Jun 26, 2018

Go deeper: See the new income tax forms

Man holding up postcard size paper.

Chairman Kevin Brady, R-Texas, holds a tax filing postcard in November 2017. Photo: Tom Williams/CQ Roll Call.

The New York Times obtained a draft of the new 1040 income tax form Tuesday, and, as the Trump administration and Congressional leaders promised, it's smaller.

Why it matters: Some taxpayers will spend less time filling out the new 1040 form. Others, particularly those who need to tally business income, capital gains and other forms of income, will likely still face a mountain of paperwork.

The details: The main form has shrunk from two full pages to a double-sided half page.

  • More than half of the line items from the previous form are gone.
  • Several deductions — such as student loan interest or teaching supplies — that were on the old 1040 have been removed.
  • Those deductions haven't been eliminated — they've just been offloaded to six different accompanying worksheets that many taxpayers will also have to fill out.

The bottom line: The IRS releases the new form this week. Though it is designed to be close to "postcard" size, it still needs to be mailed in an envelope to protect Social Security numbers and other private information.

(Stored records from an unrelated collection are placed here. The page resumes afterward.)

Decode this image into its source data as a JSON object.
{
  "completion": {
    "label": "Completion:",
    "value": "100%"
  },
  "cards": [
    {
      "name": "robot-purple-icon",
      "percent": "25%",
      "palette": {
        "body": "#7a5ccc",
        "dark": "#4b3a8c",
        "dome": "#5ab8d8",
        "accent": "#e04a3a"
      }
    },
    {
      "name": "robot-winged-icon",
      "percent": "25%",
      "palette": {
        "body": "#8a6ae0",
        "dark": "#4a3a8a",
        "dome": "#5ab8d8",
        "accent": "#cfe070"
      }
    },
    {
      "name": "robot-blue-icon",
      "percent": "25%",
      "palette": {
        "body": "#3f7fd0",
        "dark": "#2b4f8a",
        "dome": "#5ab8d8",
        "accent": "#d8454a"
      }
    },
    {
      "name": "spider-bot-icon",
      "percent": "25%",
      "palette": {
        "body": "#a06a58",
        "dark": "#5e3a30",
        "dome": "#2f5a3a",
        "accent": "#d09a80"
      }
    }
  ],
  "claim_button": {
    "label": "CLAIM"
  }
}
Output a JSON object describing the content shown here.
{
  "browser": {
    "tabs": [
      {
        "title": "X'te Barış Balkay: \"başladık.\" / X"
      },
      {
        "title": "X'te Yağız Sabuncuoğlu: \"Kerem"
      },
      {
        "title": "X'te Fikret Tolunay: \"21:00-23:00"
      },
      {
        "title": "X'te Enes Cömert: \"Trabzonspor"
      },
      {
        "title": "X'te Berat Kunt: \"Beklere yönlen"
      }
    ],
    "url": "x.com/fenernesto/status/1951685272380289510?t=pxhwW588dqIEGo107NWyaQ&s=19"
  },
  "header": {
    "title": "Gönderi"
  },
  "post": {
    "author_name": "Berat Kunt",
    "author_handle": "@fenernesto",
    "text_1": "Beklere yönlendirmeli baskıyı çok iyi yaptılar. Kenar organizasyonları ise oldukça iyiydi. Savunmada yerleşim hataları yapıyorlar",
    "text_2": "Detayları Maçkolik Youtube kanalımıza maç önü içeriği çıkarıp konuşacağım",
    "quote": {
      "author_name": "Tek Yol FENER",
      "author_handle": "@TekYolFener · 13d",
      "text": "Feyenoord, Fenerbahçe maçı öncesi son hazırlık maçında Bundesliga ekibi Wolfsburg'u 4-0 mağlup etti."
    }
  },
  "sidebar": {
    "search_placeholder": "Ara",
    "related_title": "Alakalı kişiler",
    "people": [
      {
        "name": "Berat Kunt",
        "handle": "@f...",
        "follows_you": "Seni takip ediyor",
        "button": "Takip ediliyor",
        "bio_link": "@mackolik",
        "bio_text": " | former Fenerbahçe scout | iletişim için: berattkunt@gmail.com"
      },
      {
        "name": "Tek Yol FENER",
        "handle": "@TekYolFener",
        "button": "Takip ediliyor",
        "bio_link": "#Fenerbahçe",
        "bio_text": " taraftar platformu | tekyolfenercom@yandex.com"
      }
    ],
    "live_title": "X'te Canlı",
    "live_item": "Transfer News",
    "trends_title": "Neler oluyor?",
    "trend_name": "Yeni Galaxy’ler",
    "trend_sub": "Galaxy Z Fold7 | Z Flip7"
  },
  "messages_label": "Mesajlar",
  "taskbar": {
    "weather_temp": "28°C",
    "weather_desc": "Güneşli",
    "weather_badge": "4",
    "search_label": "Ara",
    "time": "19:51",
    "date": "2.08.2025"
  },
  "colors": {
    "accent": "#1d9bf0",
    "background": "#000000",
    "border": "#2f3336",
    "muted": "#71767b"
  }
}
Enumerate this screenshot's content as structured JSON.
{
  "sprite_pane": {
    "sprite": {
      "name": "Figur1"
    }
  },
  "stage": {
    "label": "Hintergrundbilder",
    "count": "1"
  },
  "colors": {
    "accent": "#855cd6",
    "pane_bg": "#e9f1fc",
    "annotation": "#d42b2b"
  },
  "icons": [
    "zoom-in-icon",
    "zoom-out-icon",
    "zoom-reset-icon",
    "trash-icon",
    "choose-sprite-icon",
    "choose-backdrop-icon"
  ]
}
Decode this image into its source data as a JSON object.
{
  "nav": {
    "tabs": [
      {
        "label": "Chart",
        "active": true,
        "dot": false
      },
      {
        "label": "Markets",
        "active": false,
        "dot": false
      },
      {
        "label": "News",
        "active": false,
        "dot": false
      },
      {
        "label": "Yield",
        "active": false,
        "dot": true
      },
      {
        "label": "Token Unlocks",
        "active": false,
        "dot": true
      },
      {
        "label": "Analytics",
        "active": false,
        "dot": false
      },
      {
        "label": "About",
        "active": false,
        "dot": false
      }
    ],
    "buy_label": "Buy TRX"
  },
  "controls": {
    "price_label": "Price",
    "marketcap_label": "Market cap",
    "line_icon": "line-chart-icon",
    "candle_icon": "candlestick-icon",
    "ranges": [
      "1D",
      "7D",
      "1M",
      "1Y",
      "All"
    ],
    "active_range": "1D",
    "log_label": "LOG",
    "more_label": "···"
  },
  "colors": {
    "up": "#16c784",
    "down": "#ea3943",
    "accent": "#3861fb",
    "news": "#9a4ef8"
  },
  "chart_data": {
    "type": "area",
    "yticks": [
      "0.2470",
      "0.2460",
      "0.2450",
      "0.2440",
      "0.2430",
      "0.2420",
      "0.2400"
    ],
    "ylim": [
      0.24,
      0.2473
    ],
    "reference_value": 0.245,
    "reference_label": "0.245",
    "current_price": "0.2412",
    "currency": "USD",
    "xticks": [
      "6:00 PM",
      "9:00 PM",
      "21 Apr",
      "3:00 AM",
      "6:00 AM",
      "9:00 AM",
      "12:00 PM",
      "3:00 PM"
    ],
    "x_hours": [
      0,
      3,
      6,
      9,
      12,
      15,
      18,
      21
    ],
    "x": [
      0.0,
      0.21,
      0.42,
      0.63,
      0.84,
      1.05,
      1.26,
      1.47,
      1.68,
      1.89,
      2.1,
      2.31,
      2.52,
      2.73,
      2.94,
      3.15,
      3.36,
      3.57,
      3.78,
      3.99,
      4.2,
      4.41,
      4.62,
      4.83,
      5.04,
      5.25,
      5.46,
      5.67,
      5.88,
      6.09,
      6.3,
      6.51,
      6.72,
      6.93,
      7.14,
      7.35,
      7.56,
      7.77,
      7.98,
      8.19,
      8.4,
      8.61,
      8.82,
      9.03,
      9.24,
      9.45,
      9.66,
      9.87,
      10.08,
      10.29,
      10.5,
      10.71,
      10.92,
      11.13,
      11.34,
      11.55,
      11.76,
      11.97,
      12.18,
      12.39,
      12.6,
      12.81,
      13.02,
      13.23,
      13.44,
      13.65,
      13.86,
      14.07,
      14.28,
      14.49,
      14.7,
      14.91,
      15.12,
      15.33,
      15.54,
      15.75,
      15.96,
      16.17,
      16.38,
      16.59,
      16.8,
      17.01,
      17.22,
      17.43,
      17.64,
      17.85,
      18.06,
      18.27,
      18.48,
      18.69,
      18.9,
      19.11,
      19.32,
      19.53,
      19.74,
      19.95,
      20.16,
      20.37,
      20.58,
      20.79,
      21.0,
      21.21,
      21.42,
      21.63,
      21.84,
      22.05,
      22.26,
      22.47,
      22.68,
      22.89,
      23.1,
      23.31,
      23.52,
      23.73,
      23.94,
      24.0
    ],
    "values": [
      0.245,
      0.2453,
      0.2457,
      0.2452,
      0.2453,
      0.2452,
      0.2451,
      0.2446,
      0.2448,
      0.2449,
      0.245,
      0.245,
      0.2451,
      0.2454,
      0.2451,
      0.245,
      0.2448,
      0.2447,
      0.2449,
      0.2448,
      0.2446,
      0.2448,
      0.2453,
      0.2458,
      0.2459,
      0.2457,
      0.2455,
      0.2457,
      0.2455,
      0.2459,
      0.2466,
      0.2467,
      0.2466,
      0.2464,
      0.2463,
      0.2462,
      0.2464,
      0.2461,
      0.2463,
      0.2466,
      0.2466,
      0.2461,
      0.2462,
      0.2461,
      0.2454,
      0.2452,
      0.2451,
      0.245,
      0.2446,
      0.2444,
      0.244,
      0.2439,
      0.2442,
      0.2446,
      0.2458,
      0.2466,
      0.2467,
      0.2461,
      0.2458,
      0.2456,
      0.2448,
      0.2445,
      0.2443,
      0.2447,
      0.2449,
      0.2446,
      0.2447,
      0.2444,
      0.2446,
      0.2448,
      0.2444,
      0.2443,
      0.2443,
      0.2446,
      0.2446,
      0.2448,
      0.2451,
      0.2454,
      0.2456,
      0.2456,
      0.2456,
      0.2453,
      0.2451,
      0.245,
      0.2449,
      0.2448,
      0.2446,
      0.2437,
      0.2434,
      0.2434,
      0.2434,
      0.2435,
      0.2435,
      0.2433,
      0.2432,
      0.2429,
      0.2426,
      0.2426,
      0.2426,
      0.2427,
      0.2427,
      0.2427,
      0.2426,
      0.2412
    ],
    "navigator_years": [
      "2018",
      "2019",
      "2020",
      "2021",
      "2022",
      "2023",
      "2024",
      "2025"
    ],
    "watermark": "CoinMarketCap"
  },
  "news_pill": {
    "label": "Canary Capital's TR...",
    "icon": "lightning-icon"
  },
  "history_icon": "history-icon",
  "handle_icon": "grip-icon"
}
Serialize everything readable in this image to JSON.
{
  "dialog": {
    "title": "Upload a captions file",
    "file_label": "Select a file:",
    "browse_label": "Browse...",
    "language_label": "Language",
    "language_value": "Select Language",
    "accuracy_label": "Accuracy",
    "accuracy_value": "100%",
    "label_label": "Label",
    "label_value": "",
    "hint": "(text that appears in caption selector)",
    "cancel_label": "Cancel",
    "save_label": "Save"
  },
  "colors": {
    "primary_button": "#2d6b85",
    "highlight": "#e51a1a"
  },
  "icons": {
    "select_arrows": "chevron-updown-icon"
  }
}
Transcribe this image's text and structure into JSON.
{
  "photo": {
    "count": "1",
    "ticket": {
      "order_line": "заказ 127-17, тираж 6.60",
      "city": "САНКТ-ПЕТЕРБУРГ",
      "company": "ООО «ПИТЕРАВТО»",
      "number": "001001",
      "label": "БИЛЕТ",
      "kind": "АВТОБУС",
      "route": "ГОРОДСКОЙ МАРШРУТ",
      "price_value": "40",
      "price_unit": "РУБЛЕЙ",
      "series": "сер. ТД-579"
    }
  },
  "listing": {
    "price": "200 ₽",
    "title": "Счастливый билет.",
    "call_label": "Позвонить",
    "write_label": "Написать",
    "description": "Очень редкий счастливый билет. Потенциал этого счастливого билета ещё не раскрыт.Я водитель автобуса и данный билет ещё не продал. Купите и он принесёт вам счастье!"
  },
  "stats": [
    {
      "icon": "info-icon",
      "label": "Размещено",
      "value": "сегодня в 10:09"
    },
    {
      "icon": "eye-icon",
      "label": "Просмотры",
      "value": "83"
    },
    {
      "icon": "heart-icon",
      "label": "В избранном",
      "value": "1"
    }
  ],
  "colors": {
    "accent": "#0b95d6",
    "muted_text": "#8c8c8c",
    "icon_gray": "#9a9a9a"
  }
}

But, but, but: More than 90% of taxpayers file their taxes online, according to efile.com. If the postcard encourages more people to file their taxes through the mail, the IRS could face extra work processing all that paper.

What they’re saying:

  • “It will be a postcard as we've promised, and hardworking taxpayers won't have to spend nearly as much time filling out their taxes,” Treasury Secretary Steve Mnuchin said about the new form.
  • The new form “only adds needless complexity and confusion. The longer Form 1040, which all taxpayers have used for decades, is being replaced with Republican mythology that will only complicate tax filing,” said Rep. Lloyd Doggett of Texas, the top Democrat on the Subcommittee on Tax Policy, per NYT.